Seconded. It has the kind of information about adventure design and setting story-based xp awards that ideally (IMO) should have been in the DMG. Maybe Monte hadn't thought it up at that point though :).

for those who haven't seen it, it illustrates the difference between a railroad adventure (where the PCs have lots of opportunity to lose the 'one track' and more of a network adventure (where the PCs can follow up one or more clues to lead to the finale, and the more clues they are able to follow up the better things are likely to go). It also suggests setting 'story award sections' - since who in CoC is going to get much (lasting) experience from fighting a CoC nasty? Right. For each 'story award' it suggests matching together a suitable pair of words, giving things like "Find the diary", "Survive meeting the zombies", "rescue the journalist" or whatever.
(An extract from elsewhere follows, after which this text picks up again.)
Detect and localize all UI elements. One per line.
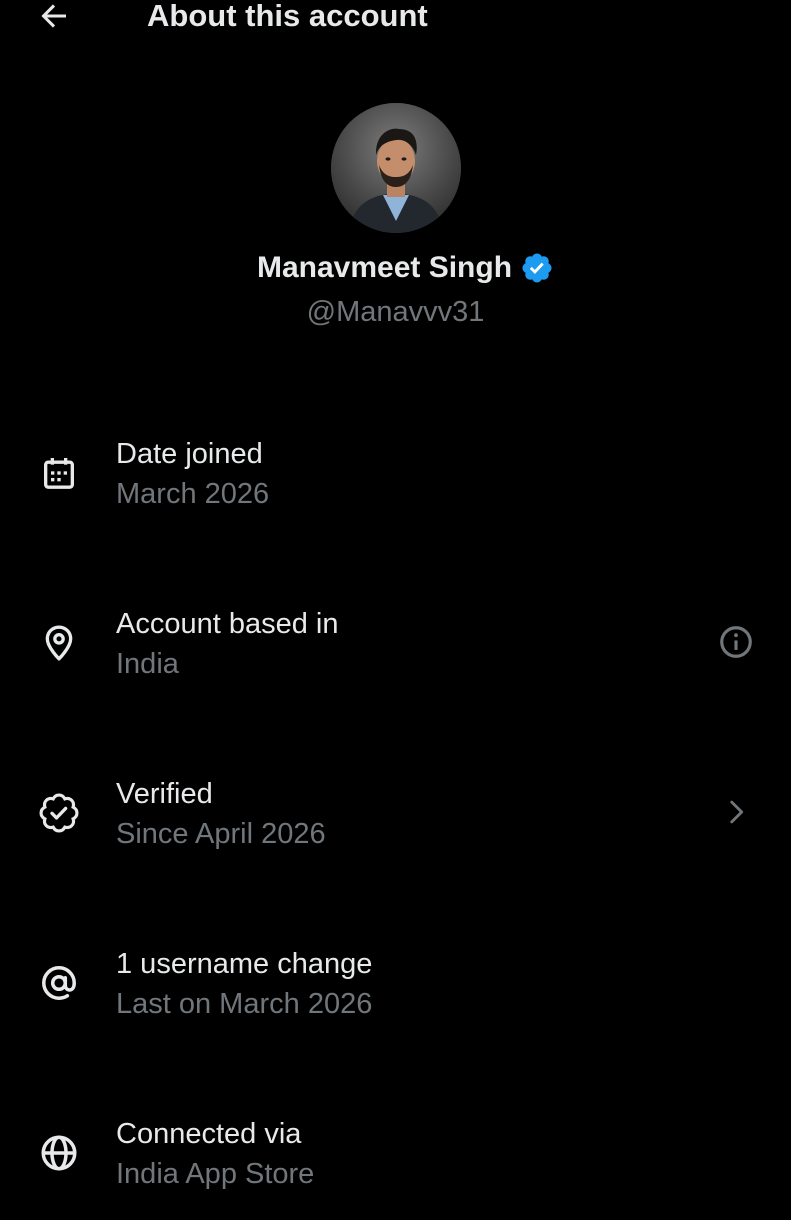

The real thing has much better examples than this, of course.

It was such a neat idea that I used the concept in D&D for a while, enabling PCs to focus on the adventure and not what they were killing this week.

Cheers
 

It's one of the few RPG books on the "If I could only keep ___, it would be ___." list.

CoCd20, Grim Tales, and the original Dark*Matter book.

That's pretty much my Big Three. Everything I own beyond those is really gravy. I can do anything I ever wanted to do with RPGs right there.

Which probably speaks to how odd I am.

:)

When we played Blood and Vigilance one-shots, my character's super power was just CoCd20 spells with the ability damage/drain taken out and Sanity turned into Nonlethal Damage (with some extra damage to replace the ability damage).

When I ran a BnV-based Pulp Heroes game, one of the guys at the table, his character was just the Advanced Training background ... with CoC spells done up the same way.

Which ... was just awesome, really.

I've gotten a ton of use out of all of that book, front to back.

--fje
 

I found a brand new copy at Gen Con for 40.00. I couldn't believe it. The damn things are going for as high as 100.00 on Ebay.

Needless to say, I am now running a d20 Cthulhu game. :)

BD
 



There's some d20 adventure conversions at yog-sothoth.com as well.

The Delta Green d20 book has d20 stats for the adventures and rules items in the DG main book, but apart from that there's no new material.